Apple changed a lot of things in iOS 11 to make it a far better operating system with a far superior user experience, but it still needs some love in one particular area: notifications. The slightest improvement doesn’t outweigh the gaping hole in the software.

Dismissing Alerts

Another much-needed area of improvement is the dismissal of notifications in the Notification Center. Once you finally get the shade pulled down, you will probably not want to tap each and every alert you have received (could literally be hundreds, or thousands if you’re popular on Instagram). In that case, you’d rather dismiss them as their irrelevance becomes apparent. Annoyingly, this is quite a difficult task. You must swipe it…

and then tap to confirm.

In the technological world of “Now,” dismissing these takes a bothersome amount of time. Conversely, Android currently lets you swipe away, quickly, and efficiently (perhaps too easily, but more on that some other time). It wouldn’t be a huge change, but Apple should definitely make navigating your alerts a far more efficient experience.

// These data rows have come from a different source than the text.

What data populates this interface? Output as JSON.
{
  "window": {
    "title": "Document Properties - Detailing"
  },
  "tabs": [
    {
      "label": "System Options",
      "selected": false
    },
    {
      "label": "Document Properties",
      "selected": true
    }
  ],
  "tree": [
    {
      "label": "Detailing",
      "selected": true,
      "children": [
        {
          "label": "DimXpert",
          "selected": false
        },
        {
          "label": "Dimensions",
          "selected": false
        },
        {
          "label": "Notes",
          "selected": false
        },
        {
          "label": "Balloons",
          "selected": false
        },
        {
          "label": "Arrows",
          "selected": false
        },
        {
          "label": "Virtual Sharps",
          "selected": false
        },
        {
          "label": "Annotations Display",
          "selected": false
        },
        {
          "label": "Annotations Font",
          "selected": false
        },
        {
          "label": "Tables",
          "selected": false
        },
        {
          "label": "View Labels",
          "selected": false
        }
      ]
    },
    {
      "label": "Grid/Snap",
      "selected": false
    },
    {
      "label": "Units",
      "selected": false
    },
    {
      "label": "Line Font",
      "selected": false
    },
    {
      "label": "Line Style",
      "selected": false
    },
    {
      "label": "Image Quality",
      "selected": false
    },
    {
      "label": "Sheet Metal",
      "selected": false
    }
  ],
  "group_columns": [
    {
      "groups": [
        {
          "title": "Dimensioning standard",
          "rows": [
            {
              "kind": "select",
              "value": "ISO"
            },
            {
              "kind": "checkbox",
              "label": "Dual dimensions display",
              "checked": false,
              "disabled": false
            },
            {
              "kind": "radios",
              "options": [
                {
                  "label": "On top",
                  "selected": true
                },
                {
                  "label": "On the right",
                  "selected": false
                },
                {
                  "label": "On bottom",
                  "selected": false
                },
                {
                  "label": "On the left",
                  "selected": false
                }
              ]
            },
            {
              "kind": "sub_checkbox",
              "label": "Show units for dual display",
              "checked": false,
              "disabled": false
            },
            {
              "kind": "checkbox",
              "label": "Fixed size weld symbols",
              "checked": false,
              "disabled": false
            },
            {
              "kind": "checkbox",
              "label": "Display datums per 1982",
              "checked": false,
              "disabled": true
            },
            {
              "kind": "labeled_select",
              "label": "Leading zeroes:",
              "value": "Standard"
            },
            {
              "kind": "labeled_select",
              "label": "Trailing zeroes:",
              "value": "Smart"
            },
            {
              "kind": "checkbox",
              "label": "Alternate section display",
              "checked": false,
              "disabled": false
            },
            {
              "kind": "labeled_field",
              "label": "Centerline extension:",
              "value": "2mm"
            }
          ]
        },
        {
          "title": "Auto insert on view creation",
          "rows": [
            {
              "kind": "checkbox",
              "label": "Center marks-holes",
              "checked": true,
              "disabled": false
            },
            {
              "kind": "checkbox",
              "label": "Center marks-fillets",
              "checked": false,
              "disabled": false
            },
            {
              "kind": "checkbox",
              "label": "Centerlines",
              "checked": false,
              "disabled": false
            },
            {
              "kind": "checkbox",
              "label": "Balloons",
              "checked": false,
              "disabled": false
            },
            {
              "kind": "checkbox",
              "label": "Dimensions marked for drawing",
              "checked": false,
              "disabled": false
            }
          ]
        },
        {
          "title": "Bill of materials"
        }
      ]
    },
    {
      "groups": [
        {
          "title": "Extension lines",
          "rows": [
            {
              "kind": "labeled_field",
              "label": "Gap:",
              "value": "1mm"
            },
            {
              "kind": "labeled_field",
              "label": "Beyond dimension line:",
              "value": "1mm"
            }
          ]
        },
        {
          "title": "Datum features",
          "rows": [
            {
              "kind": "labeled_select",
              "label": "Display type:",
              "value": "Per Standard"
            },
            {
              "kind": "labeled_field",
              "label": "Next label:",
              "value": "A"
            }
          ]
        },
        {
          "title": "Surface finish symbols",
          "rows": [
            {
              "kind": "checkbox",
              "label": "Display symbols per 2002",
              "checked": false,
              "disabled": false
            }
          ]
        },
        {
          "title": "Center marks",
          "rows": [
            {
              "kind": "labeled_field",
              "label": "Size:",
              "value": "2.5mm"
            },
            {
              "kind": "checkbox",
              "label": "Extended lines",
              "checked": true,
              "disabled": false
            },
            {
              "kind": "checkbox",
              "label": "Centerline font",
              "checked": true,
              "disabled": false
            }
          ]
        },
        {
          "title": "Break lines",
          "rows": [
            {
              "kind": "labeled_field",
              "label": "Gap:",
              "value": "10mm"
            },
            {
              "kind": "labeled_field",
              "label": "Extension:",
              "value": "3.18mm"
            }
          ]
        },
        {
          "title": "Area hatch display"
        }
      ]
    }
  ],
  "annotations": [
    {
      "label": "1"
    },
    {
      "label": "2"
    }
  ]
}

Now, yes, in iOS 11, Apple did add the ability to swipe away notifications with a longer swipe, but the effectiveness like there is on Android is still not present.

Grouping Notifications

This is easily the most important of the “bunch.” If you have never used Android 7.0 or later, you probably won’t believe me when I inform you that iOS notifications are archaic. Modern Android phones group notifications by app, which cuts down on clutter like you wouldn’t believe.

I use a smartphone for several reasons: calls, texts, video chats, email, GPS, baseball games, social media, music, movies, smart home control, mobile payments, et cetera. And almost all of these things sends push notifications to my phone to alert me. It would be great if the iPhone 7 running the newest version of iOS could easily manage these, but unfortunately, that’s not the case. Each and every repetitive Facebook comment, Instagram like, group conversation “lol,” and sacrifice fly (baseball) lights up my phone screen and logs itself in the Notification Center.

Needless to say, I often take the Coward’s Way Out and tap the little “X” to simply dismiss all of them. This means I never see most of the push notifications at all. Perhaps I should just turn them all off and rely entirely on the red badge circles.

Android, on the other hand.

And if you want to expand them, just drag down. And combine them again by dragging back up.

No matter how you slice it, iOS 11 promised a lot of cool things that will keep people using iPhones and iPads. But what isn’t included is a simplification of incoming alerts. Hopefully, Apple can figure this out in a way that makes sense, or else they can simply copy Google. We’d be okay with that too, at this point.